I took in what I could of Tiberias, but for me it was mainly just a place to relax and enjoy the scenery, sitting on a bench with a view of the lake and it shores, drinking a cup of coffee while reading Orhan Pamuk's My Name is Red. The next day, though, I headed out for Nazareth, my first Arab city within Israel proper. On the way, the bus passed through Kfar Kana, the Biblical Cana where Jesus attended a wedding, though I didn't stop. It also went either through or by Nazareth Illit, a 20th-century Jewish town built near the Arab one. Nazareth itself was a highly unusual Arab city in that it took me forever to find a cafe where I could get a cup of tea or coffee. Israeli Arabs, or Palestinian-Israelis, really are more Israeli than anything else, despite the rising social tension of recent years.
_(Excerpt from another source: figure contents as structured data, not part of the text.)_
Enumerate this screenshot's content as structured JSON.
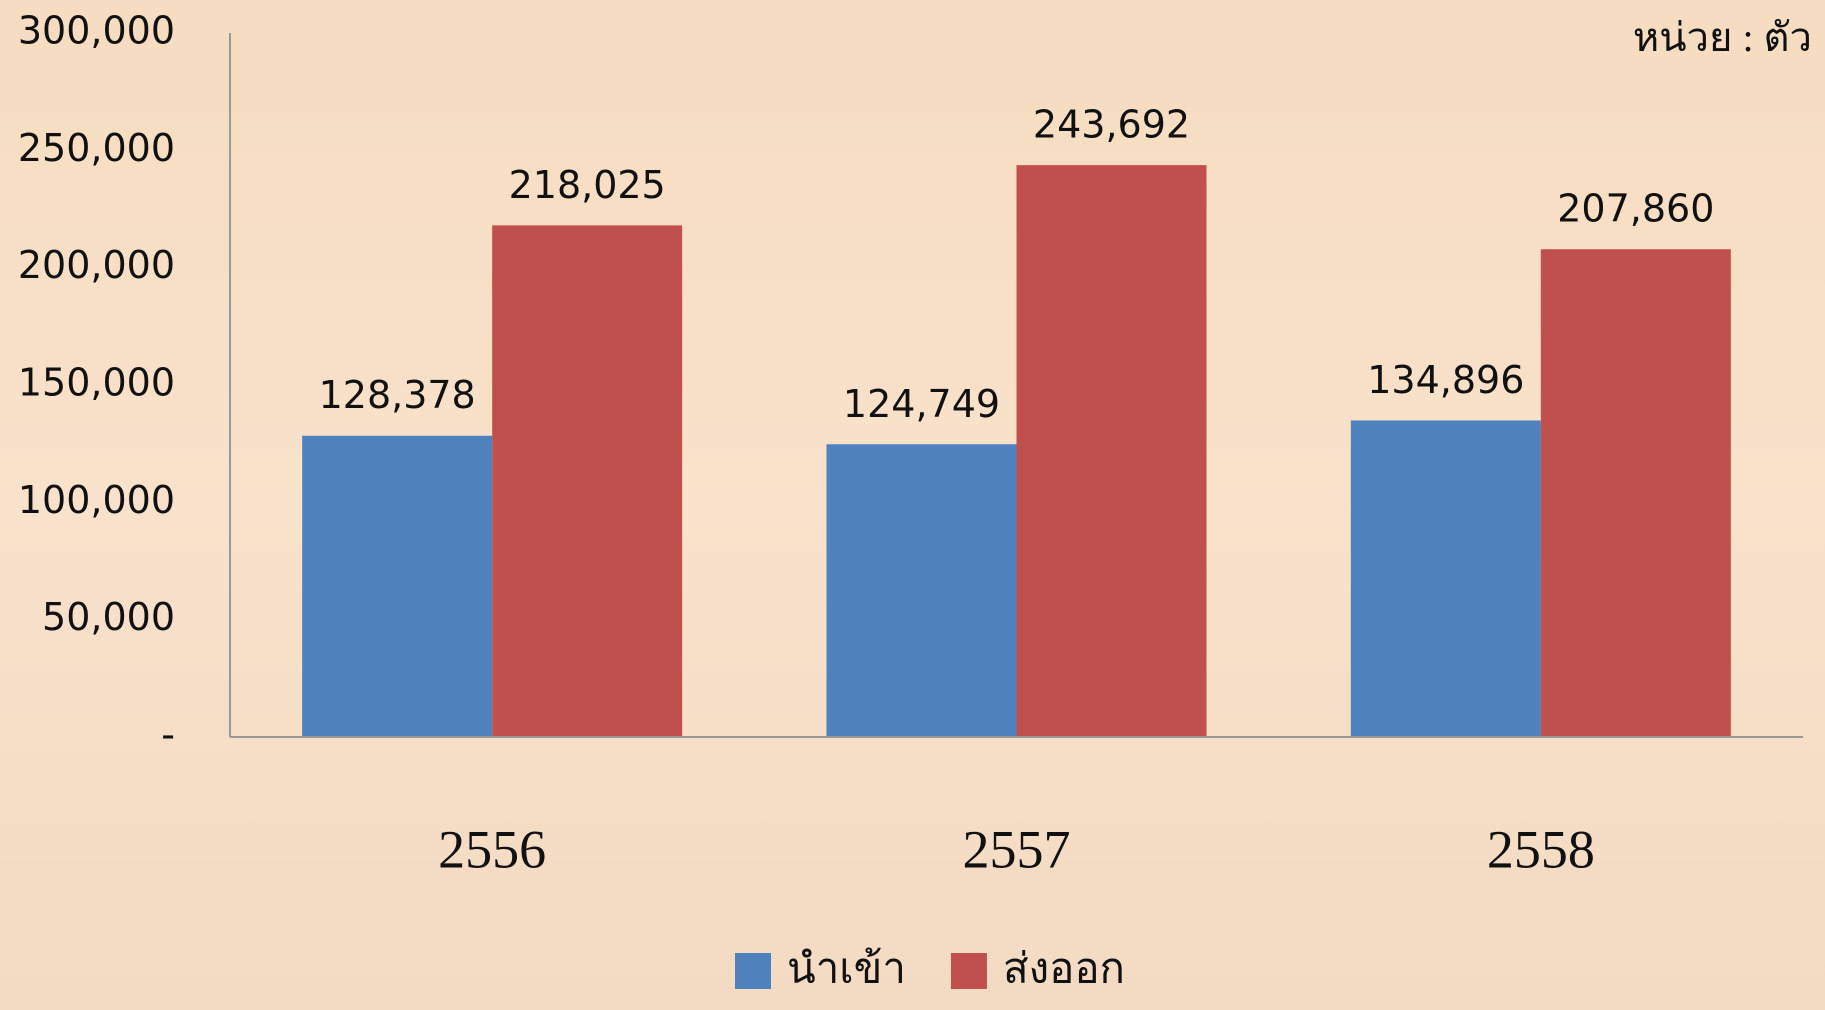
{
  "chart_data": {
    "type": "bar",
    "annotation": "หน่วย : ตัว",
    "categories": [
      "2556",
      "2557",
      "2558"
    ],
    "series": [
      {
        "name": "นำเข้า",
        "color": "#4f81bd",
        "values": [
          128378,
          124749,
          134896
        ],
        "value_labels": [
          "128,378",
          "124,749",
          "134,896"
        ]
      },
      {
        "name": "ส่งออก",
        "color": "#c0504d",
        "values": [
          218025,
          243692,
          207860
        ],
        "value_labels": [
          "218,025",
          "243,692",
          "207,860"
        ]
      }
    ],
    "ylim": [
      0,
      300000
    ],
    "yticks": [
      {
        "value": 0,
        "label": "-"
      },
      {
        "value": 50000,
        "label": "50,000"
      },
      {
        "value": 100000,
        "label": "100,000"
      },
      {
        "value": 150000,
        "label": "150,000"
      },
      {
        "value": 200000,
        "label": "200,000"
      },
      {
        "value": 250000,
        "label": "250,000"
      },
      {
        "value": 300000,
        "label": "300,000"
      }
    ],
    "grid": false,
    "legend": "bottom"
  }
}
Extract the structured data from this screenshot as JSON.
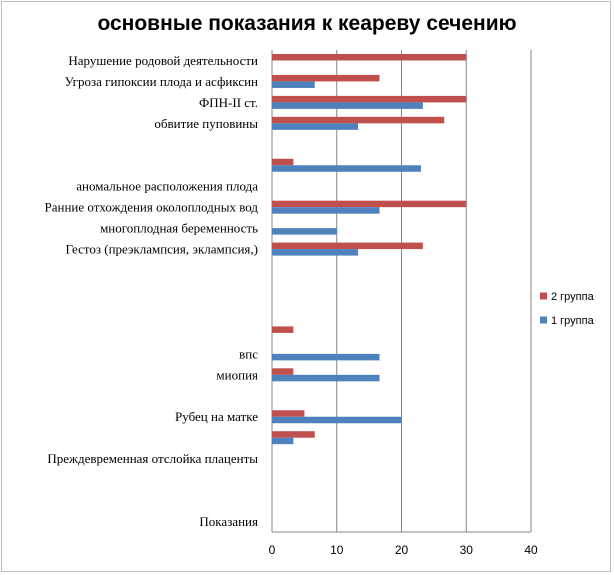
{
  "chart_data": {
    "type": "bar",
    "orientation": "horizontal",
    "title": "основные показания к кеареву сечению",
    "xlim": [
      0,
      40
    ],
    "x_ticks": [
      0,
      10,
      20,
      30,
      40
    ],
    "grid": true,
    "legend_position": "right",
    "categories": [
      "Нарушение родовой деятельности",
      "Угроза гипоксии плода и асфиксин",
      "ФПН-II ст.",
      "обвитие пуповины",
      "",
      "",
      "аномальное   расположения плода",
      "Ранние отхождения околоплодных вод",
      "многоплодная беременность",
      "Гестоз (преэклампсия, эклампсия,)",
      "",
      "",
      "",
      "",
      "впс",
      "миопия",
      "",
      "Рубец на матке",
      "",
      "Преждевременная отслойка плаценты",
      "",
      "",
      "Показания"
    ],
    "series": [
      {
        "name": "2 группа",
        "color": "#c0504d",
        "values": [
          30,
          16.6,
          30,
          26.6,
          null,
          3.3,
          null,
          30,
          null,
          23.3,
          null,
          null,
          null,
          3.3,
          null,
          3.3,
          null,
          5,
          6.6,
          null,
          null,
          null,
          null
        ]
      },
      {
        "name": "1 группа",
        "color": "#4f81bd",
        "values": [
          null,
          6.6,
          23.3,
          13.3,
          null,
          23,
          null,
          16.6,
          10,
          13.3,
          null,
          null,
          null,
          null,
          16.6,
          16.6,
          null,
          20,
          3.3,
          null,
          null,
          null,
          null
        ]
      }
    ],
    "legend": [
      {
        "label": "2 группа",
        "color": "#c0504d"
      },
      {
        "label": "1 группа",
        "color": "#4f81bd"
      }
    ]
  }
}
The most prominent site in Nazareth is the Basilica of the Annunciation, built in the 1960's but incorporating the remains of earlier buildings inside around the Grotto of the Annunciation. This and the Church of the Nativity are, as far as I could tell, the only churches I've been to that have a regular local congregation in addition to all the tourists and pilgrim groups that come through - the regular Sunday services are held in an upstairs chapel, while special ones are down by the Grotto. The basilica is surrounded by a wall on the inside of which are pictures from the Virgin Mary from all over the world. Next door and really part of the same complex was St. Joseph's Church, built on the reputed site of Joseph's carpentry shop. Apparently no one told the medieval Christians who first venerated the place that carpenters in Roman Galilee were probably itinerant. A rival spot for the annunciation is Mary's Well, located just off the well-developed Well Square downtown and marked by the Orthodox Church of the Annunciation. The Orthodox version places the annunciation here when Mary was drawing water, and you can see the well down below a special chapel in the church, lined with icons as Orthodox churches are.
After that I ate in a local burger joint before heading back, first by taxi to Afula and then on the bus to Jerusalem. The things I did and saw are the type of things that appeal to people's piety, but I can't claim to have felt particularly pious as I travelled. For example, in Tiberias, I ate for dinner something called St. Peter's Fish, which is unique to the Sea of Galilee. The meal cost about $15, when if I were in fact following in the way of Jesus and the disciples I probably should have grabbed a felafel sandwich and given $12 to the poor. This, however, is common to pilgrims. Almost all the groups I saw were probably eating in nice restaurants and staying in mid-range or better hotels. In this as in so much else, it's much easier to venerate and admire than it is to follow.